A Matter of Size (סיפור גדול, Sipur Gadol, lit: "A Big Story") is a 2009 Israeli comedy-drama film directed by Sharon Maymon and Erez Tadmor.

== Plot ==
Herzl Mesika is an obese man who struggles unsuccessfully to lose weight. When he starts a new job in a Japanese restaurant he is introduced to the sport of Sumo wrestling.

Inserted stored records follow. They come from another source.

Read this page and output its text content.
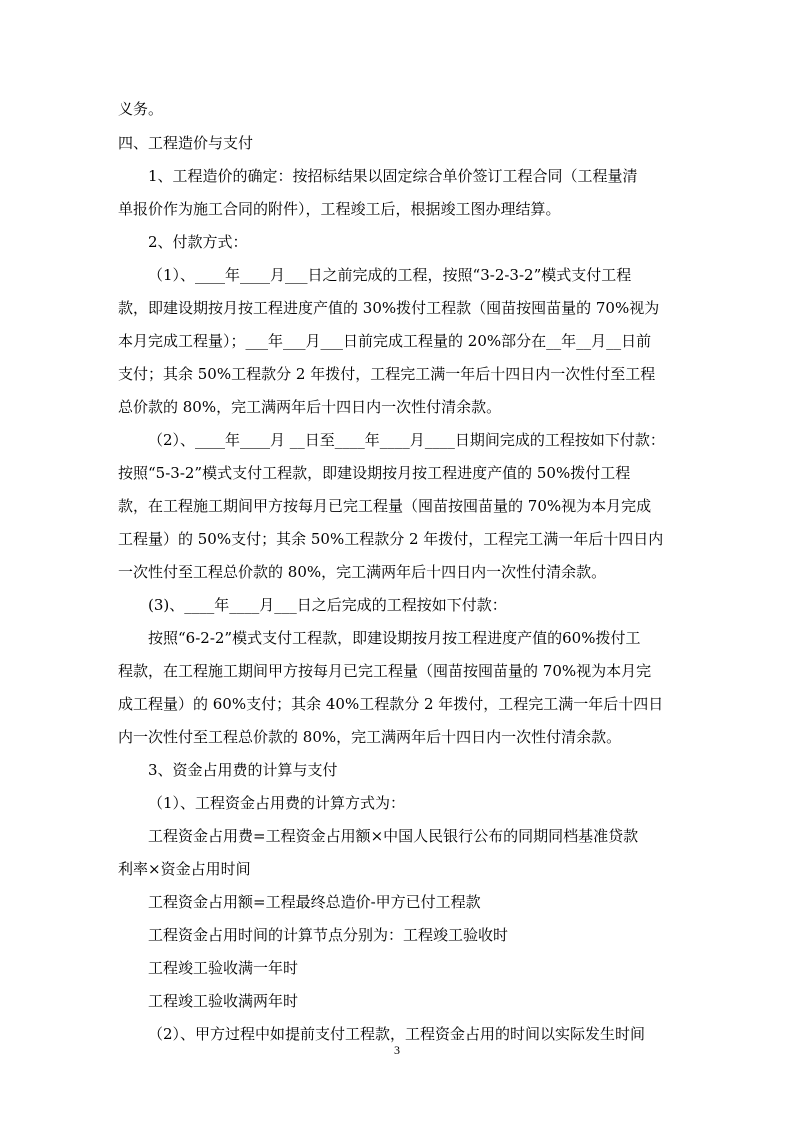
义务。
四、工程造价与支付
1、工程造价的确定：按招标结果以固定综合单价签订工程合同（工程量清
单报价作为施工合同的附件），工程竣工后，根据竣工图办理结算。
2、付款方式：
（1）、____年____月___日之前完成的工程，按照“3-2-3-2”模式支付工程
款，即建设期按月按工程进度产值的 30%拨付工程款（囤苗按囤苗量的 70%视为
本月完成工程量）；___年___月___日前完成工程量的 20%部分在__年__月__日前
支付；其余 50%工程款分 2 年拨付，工程完工满一年后十四日内一次性付至工程
总价款的 80%，完工满两年后十四日内一次性付清余款。
（2）、____年____月 __日至____年____月____日期间完成的工程按如下付款：
按照“5-3-2”模式支付工程款，即建设期按月按工程进度产值的 50%拨付工程
款，在工程施工期间甲方按每月已完工程量（囤苗按囤苗量的 70%视为本月完成
工程量）的 50%支付；其余 50%工程款分 2 年拨付，工程完工满一年后十四日内
一次性付至工程总价款的 80%，完工满两年后十四日内一次性付清余款。
(3)、____年____月___日之后完成的工程按如下付款：
按照“6-2-2”模式支付工程款，即建设期按月按工程进度产值的60%拨付工
程款，在工程施工期间甲方按每月已完工程量（囤苗按囤苗量的 70%视为本月完
成工程量）的 60%支付；其余 40%工程款分 2 年拨付，工程完工满一年后十四日
内一次性付至工程总价款的 80%，完工满两年后十四日内一次性付清余款。
3、资金占用费的计算与支付
（1）、工程资金占用费的计算方式为：
工程资金占用费=工程资金占用额×中国人民银行公布的同期同档基准贷款
利率×资金占用时间
工程资金占用额=工程最终总造价-甲方已付工程款
工程资金占用时间的计算节点分别为：工程竣工验收时
工程竣工验收满一年时
工程竣工验收满两年时
（2）、甲方过程中如提前支付工程款，工程资金占用的时间以实际发生时间
3
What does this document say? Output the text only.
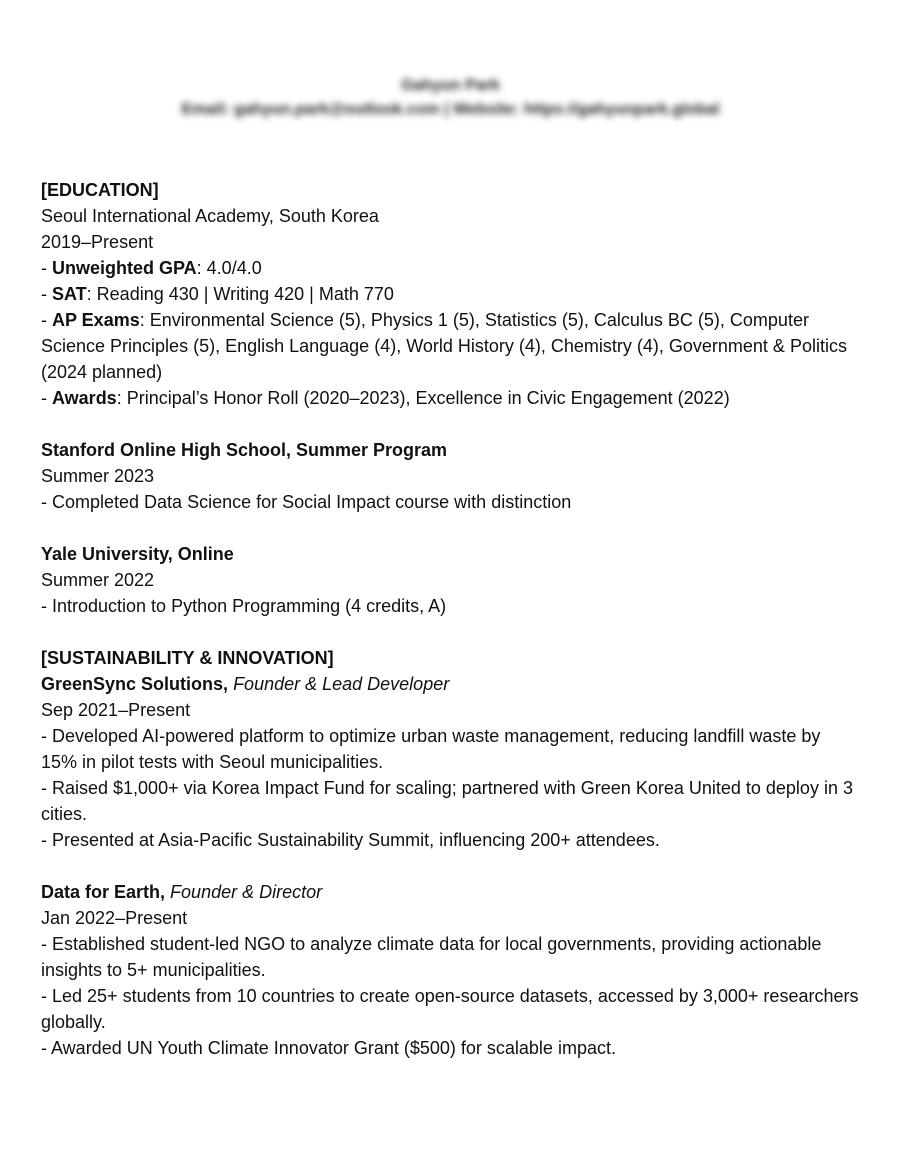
Gahyun Park
Email: gahyun.park@outlook.com | Website: https://gahyunpark.global
[EDUCATION]
Seoul International Academy, South Korea
2019–Present
- Unweighted GPA: 4.0/4.0
- SAT: Reading 430 | Writing 420 | Math 770
- AP Exams: Environmental Science (5), Physics 1 (5), Statistics (5), Calculus BC (5), Computer Science Principles (5), English Language (4), World History (4), Chemistry (4), Government & Politics (2024 planned)
- Awards: Principal’s Honor Roll (2020–2023), Excellence in Civic Engagement (2022)
Stanford Online High School, Summer Program
Summer 2023
- Completed Data Science for Social Impact course with distinction
Yale University, Online
Summer 2022
- Introduction to Python Programming (4 credits, A)
[SUSTAINABILITY & INNOVATION]
GreenSync Solutions, Founder & Lead Developer
Sep 2021–Present
- Developed AI-powered platform to optimize urban waste management, reducing landfill waste by 15% in pilot tests with Seoul municipalities.
- Raised $1,000+ via Korea Impact Fund for scaling; partnered with Green Korea United to deploy in 3 cities.
- Presented at Asia-Pacific Sustainability Summit, influencing 200+ attendees.
Data for Earth, Founder & Director
Jan 2022–Present
- Established student-led NGO to analyze climate data for local governments, providing actionable insights to 5+ municipalities.
- Led 25+ students from 10 countries to create open-source datasets, accessed by 3,000+ researchers globally.
- Awarded UN Youth Climate Innovator Grant ($500) for scalable impact.
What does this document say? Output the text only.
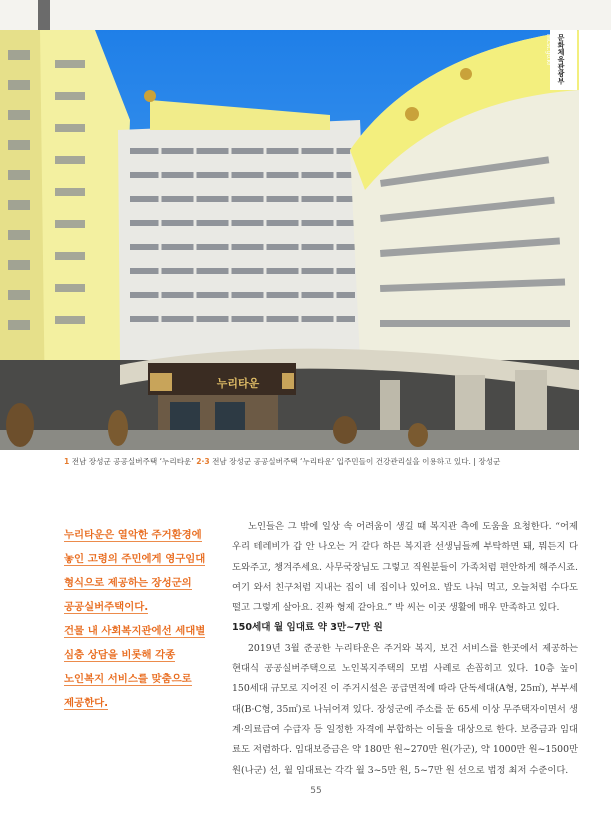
누리타운
문화체육관광부
mcst.go.kr
1 전남 장성군 공공실버주택 ‘누리타운’ 2·3 전남 장성군 공공실버주택 ‘누리타운’ 입주민들이 건강관리실을 이용하고 있다. | 장성군
누리타운은 열악한 주거환경에
놓인 고령의 주민에게 영구임대
형식으로 제공하는 장성군의
공공실버주택이다.
건물 내 사회복지관에선 세대별
심층 상담을 비롯해 각종
노인복지 서비스를 맞춤으로
제공한다.

노인들은 그 밖에 일상 속 어려움이 생길 때 복지관 측에 도움을 요청한다. “어제 우리 테레비가 갑 안 나오는 거 같다 하믄 복지관 선생님들께 부탁하면 돼, 뭐든지 다 도와주고, 챙겨주세요. 사무국장님도 그렇고 직원분들이 가족처럼 편안하게 해주시죠. 여기 와서 친구처럼 지내는 집이 네 집이나 있어요. 밥도 나눠 먹고, 오늘처럼 수다도 떨고 그렇게 살아요. 진짜 형제 같아요.” 박 씨는 이곳 생활에 매우 만족하고 있다.

150세대 월 임대료 약 3만~7만 원

2019년 3월 준공한 누리타운은 주거와 복지, 보건 서비스를 한곳에서 제공하는 현대식 공공실버주택으로 노인복지주택의 모범 사례로 손꼽히고 있다. 10층 높이 150세대 규모로 지어진 이 주거시설은 공급면적에 따라 단독세대(A형, 25㎡), 부부세대(B·C형, 35㎡)로 나뉘어져 있다. 장성군에 주소를 둔 65세 이상 무주택자이면서 생계·의료급여 수급자 등 일정한 자격에 부합하는 이들을 대상으로 한다. 보증금과 임대료도 저렴하다. 임대보증금은 약 180만 원~270만 원(가군), 약 1000만 원~1500만 원(나군) 선, 월 임대료는 각각 월 3~5만 원, 5~7만 원 선으로 법정 최저 수준이다.

55
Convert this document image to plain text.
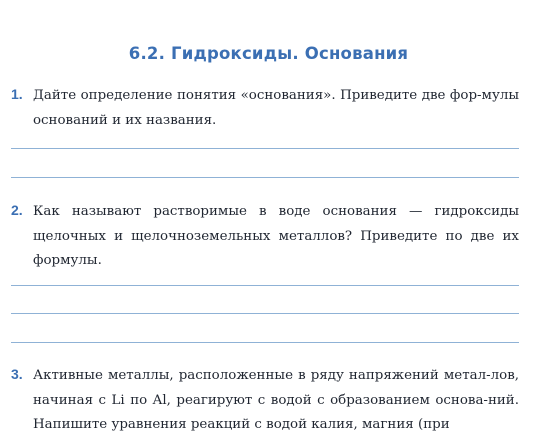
6.2. Гидроксиды. Основания
1. Дайте определение понятия «основания». Приведите две фор-мулы оснований и их названия.
2. Как называют растворимые в воде основания — гидроксиды щелочных и щелочноземельных металлов? Приведите по две их формулы.
3. Активные металлы, расположенные в ряду напряжений метал-лов, начиная с Li по Al, реагируют с водой с образованием основа-ний. Напишите уравнения реакций с водой калия, магния (при
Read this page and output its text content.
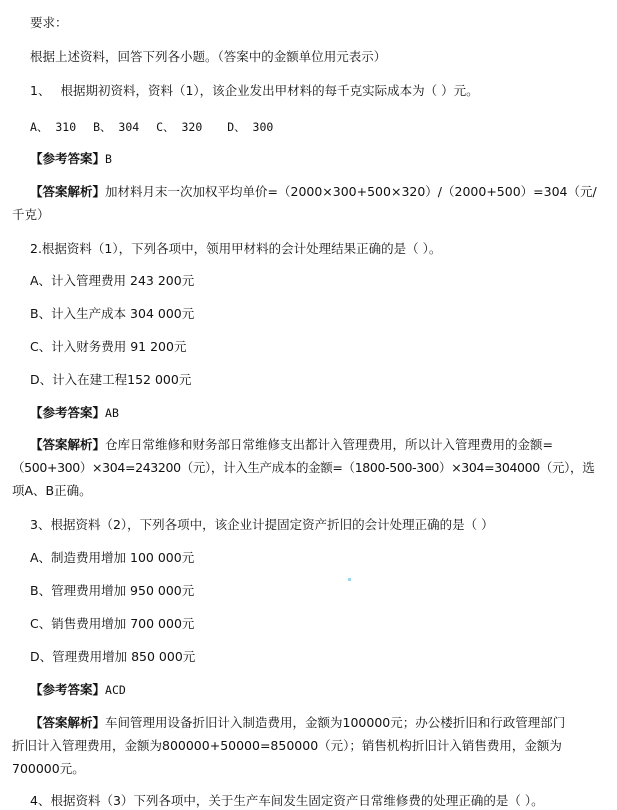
要求：
根据上述资料，回答下列各小题。（答案中的金额单位用元表示）
1、 根据期初资料，资料（1），该企业发出甲材料的每千克实际成本为（ ）元。
A、 310 B、 304 C、 320 D、 300
【参考答案】B
【答案解析】加材料月末一次加权平均单价=（2000×300+500×320）/（2000+500）=304（元/
千克）
2.根据资料（1），下列各项中，领用甲材料的会计处理结果正确的是（ ）。
A、计入管理费用 243 200元
B、计入生产成本 304 000元
C、计入财务费用 91 200元
D、计入在建工程152 000元
【参考答案】AB
【答案解析】仓库日常维修和财务部日常维修支出都计入管理费用，所以计入管理费用的金额=
（500+300）×304=243200（元），计入生产成本的金额=（1800-500-300）×304=304000（元），选
项A、B正确。
3、根据资料（2），下列各项中，该企业计提固定资产折旧的会计处理正确的是（ ）
A、制造费用增加 100 000元
B、管理费用增加 950 000元
C、销售费用增加 700 000元
D、管理费用增加 850 000元
【参考答案】ACD
【答案解析】车间管理用设备折旧计入制造费用，金额为100000元；办公楼折旧和行政管理部门
折旧计入管理费用，金额为800000+50000=850000（元）；销售机构折旧计入销售费用，金额为
700000元。
4、根据资料（3）下列各项中，关于生产车间发生固定资产日常维修费的处理正确的是（ ）。
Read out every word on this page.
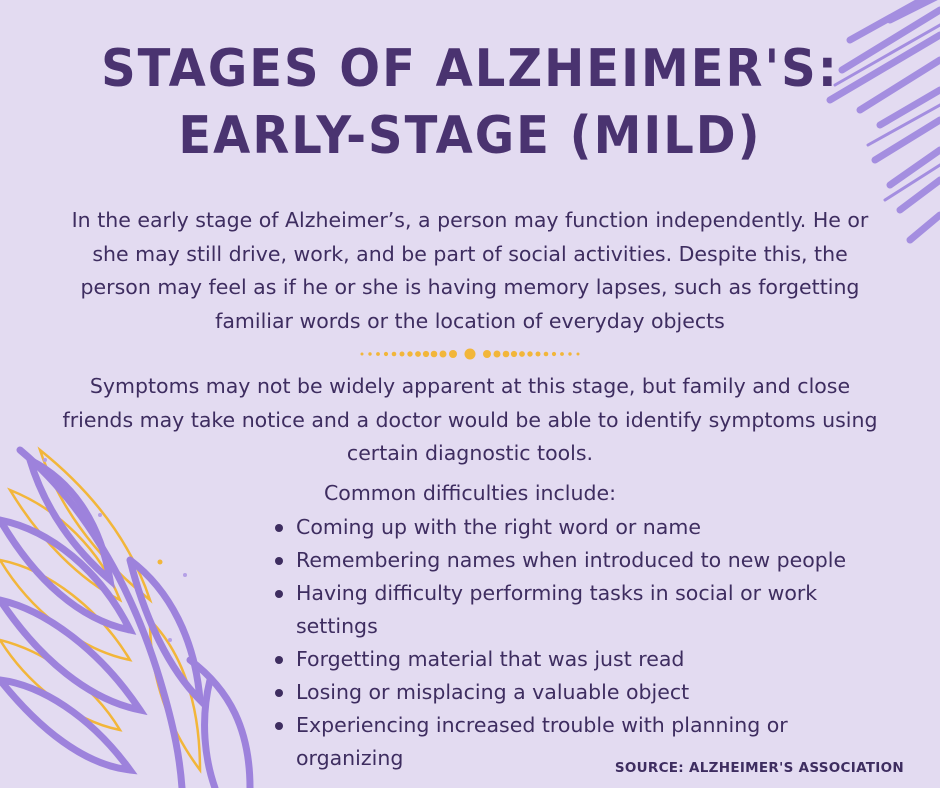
STAGES OF ALZHEIMER'S:
EARLY-STAGE (MILD)

In the early stage of Alzheimer’s, a person may function independently. He or she may still drive, work, and be part of social activities. Despite this, the person may feel as if he or she is having memory lapses, such as forgetting familiar words or the location of everyday objects

Symptoms may not be widely apparent at this stage, but family and close friends may take notice and a doctor would be able to identify symptoms using certain diagnostic tools.

Common difficulties include:

Coming up with the right word or name
Remembering names when introduced to new people
Having difficulty performing tasks in social or work settings
Forgetting material that was just read
Losing or misplacing a valuable object
Experiencing increased trouble with planning or organizing	SOURCE: ALZHEIMER'S ASSOCIATION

Herzl decides to use his weight to his advantage by founding Israel's first Sumo wrestling team of four.

== Cast ==
- Itzik Cohen - Herzl
- Dvir Benedek - Aharon
- Alon Dahan - Gidi
- Shmulik Cohen - Sami
- Irit Kaplan - Zehava
- Togo Igawa - Kitano
- Levana Finkelstein - Mona Mesika
- Evelin Hagoel - Geula

==Awards and nominations==
The film was nominated for 2009 Ophir Awards in 13 categories an won won three of them: Best Actress (Irit Kaplan), Best Supporting Actress (Levana Finkelstein), and Costume Design (Inbal Shuki).

It was the Audience Award winner at the 2009 Karlovy Vary Film Festival.